So war das Kunstmarktjahr 2019: Große Sprünge

Hasen, Bananen, Street-Art: Was dem Kunstmarkt dieses Jahr lieb und teuer war.

Alles Banane, oder? Das Messejahr endete Anfang Dezember auf der Art Basel Miami Beach mit einem überteuerten Scherzartikel des italienischen Künstlers Maurizio Catellan. Mit ihm bewies der Kunstmarkt zugleich seine Stabilität als Investmentmarkt für Werke sogenannter Blue-Chip-Künstler mit berühmten Namen. Dies gilt ebenso für die weltweiten Auktionen.
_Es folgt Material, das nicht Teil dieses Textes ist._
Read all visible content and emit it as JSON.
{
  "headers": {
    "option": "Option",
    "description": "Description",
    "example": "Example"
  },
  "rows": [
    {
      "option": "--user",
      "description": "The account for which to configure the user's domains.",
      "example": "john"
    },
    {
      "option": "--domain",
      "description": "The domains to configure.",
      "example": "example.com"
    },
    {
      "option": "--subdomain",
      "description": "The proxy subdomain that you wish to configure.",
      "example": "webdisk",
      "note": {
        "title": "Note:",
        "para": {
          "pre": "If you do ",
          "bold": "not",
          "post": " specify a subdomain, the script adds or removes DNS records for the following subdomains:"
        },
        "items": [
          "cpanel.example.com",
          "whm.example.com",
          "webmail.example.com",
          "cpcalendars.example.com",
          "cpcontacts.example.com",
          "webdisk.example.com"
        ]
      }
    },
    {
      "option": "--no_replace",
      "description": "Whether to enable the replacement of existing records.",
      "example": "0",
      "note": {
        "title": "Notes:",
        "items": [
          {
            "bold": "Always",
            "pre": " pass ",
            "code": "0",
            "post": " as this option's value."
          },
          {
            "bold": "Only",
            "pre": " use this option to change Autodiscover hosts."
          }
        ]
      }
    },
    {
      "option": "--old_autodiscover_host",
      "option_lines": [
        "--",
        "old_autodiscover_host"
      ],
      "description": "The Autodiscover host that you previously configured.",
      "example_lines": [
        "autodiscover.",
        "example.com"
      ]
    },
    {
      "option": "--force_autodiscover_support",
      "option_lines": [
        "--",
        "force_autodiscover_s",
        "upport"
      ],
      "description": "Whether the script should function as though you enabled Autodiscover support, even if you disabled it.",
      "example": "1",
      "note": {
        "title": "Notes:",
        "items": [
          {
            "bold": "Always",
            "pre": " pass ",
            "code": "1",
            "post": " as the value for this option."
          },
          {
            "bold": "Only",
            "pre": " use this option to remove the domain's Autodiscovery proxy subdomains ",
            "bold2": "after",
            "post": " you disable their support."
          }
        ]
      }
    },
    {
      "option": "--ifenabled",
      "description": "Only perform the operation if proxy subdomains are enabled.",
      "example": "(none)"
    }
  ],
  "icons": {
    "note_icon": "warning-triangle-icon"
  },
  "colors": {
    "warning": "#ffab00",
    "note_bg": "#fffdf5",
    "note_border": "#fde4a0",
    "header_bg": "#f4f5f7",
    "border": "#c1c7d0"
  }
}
Innerhalb der letzten zehn Jahre haben die Auktionshäuser ihren Gesamtumsatz auf knapp 1,9 Milliarden Dollar verdoppelt. Rekordpreise wie die 450 Millionen Dollar, die der saudi-arabische Kronprinz 2017 bei Christie’s für das angeblich von Leonardo da Vinci stammende Gemälde „Salvator Mundi“ zahlte, wurden in dieser Saison zwar nicht mehr erreicht, doch der Appetit der Milliardäre und Millionäre auf Trophäen ist ungebremst. Dieser Boom wird weiter anhalten. Denn Kunst wurde in der zu Ende gehenden Dekade zu einer globalen Wertanlage.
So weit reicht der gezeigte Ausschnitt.